O ritual de preparo se consolidou: uma peça inteira assada lentamente na brasa, virada por horas, até atingir a textura perfeita. Para as guarnições, a lógica foi simples e certeira: "Se tem churrasco, tem mandioca e vinagrete", concluiu o criador, definindo a combinação que se tornaria oficial.
Lei, selo e proteção da receita original
Para garantir a autenticidade do prato, a Lei Municipal nº 7.324 foi promulgada em 14 de dezembro de 2010, há exatos 15 anos, instituindo oficialmente o cupim casqueirado como um dos pratos típicos de Araçatuba. A legislação é minuciosa e define:
- O corte específico da carne (a protuberância localizada atrás do pescoço do boi).
- O modo de preparo, que deve ser em braseiro de madeira ou churrasqueira elétrica do tipo giragril.
- Os acompanhamentos obrigatórios: mandioca cozida, salada de alface, rúcula, tomate e cebola em rodelas, farofa, vinagrete tradicional e molho de tomate especial.
O Conselho Municipal de Turismo é o responsável por avaliar bares e restaurantes que desejam servir o prato. Os estabelecimentos que seguem fielmente a receita recebem um selo de reconhecimento, que lhes dá o direito de divulgá-lo. Caso descumpram as regras, o selo pode ser cassado.
Um patrimônio que move a economia local
A fama do cupim casqueirado transformou-o em um verdadeiro carro-chefe gastronômico para Araçatuba. Em meses de alta temporada e férias, os estabelecimentos credenciados chegam a vender, juntos, cerca de seis toneladas da iguaria por mês.
Fabrício Ribeiro, empresário de 43 anos do ramo alimentício na cidade, confirma o poder de atração do prato. "Clientes dizem: 'Vim aqui só pelo cupim casqueirado'", relata. Ele ressalta a singularidade da receita local: "Aqui usamos um processo mais demorado, a textura fica mais macia por dentro, além da 'casquinha' ficar bem marcada e crocante".

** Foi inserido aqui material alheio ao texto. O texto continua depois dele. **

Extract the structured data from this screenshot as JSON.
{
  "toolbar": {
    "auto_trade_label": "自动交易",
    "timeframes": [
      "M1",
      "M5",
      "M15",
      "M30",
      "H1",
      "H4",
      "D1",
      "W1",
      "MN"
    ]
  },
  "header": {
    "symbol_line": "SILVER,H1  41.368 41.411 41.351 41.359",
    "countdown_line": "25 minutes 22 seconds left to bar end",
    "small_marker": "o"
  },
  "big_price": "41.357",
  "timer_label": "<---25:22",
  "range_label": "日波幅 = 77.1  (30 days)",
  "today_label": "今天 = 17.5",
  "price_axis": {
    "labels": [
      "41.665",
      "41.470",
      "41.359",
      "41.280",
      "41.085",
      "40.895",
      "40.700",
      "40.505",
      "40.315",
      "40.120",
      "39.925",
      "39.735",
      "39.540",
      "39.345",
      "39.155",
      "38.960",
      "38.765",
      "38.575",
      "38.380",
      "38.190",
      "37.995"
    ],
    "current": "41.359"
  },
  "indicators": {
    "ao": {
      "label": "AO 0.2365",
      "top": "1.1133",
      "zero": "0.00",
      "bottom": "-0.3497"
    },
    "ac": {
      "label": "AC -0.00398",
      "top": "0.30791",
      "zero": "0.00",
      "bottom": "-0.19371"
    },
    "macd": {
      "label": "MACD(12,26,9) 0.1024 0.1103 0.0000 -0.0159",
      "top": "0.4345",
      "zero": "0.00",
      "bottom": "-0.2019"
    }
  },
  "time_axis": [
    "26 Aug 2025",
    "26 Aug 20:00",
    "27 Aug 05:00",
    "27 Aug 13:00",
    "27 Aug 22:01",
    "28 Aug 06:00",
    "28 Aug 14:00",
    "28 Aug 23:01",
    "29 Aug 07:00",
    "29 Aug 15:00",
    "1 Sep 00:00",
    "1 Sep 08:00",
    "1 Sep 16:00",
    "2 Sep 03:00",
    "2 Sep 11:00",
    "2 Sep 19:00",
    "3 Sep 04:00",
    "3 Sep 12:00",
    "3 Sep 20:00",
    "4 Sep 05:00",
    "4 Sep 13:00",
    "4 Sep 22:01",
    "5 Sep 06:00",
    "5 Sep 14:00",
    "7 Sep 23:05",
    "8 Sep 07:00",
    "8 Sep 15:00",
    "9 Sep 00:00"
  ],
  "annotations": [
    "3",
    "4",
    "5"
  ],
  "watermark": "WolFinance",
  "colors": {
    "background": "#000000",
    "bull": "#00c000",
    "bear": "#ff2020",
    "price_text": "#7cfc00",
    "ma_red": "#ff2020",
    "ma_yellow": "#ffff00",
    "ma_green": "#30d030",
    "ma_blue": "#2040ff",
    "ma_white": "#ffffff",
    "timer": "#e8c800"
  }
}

Para Sérgio Montoro, o criador, a verdadeira patente não está em um documento, mas no reconhecimento das pessoas. "A minha patente está nos elogios das pessoas por eu ter criado essa combinação, em ver as pessoas comendo com felicidade", declara, mantendo a humildade que marcou a origem dessa história saborosa que, agora, é parte oficial da história de Araçatuba.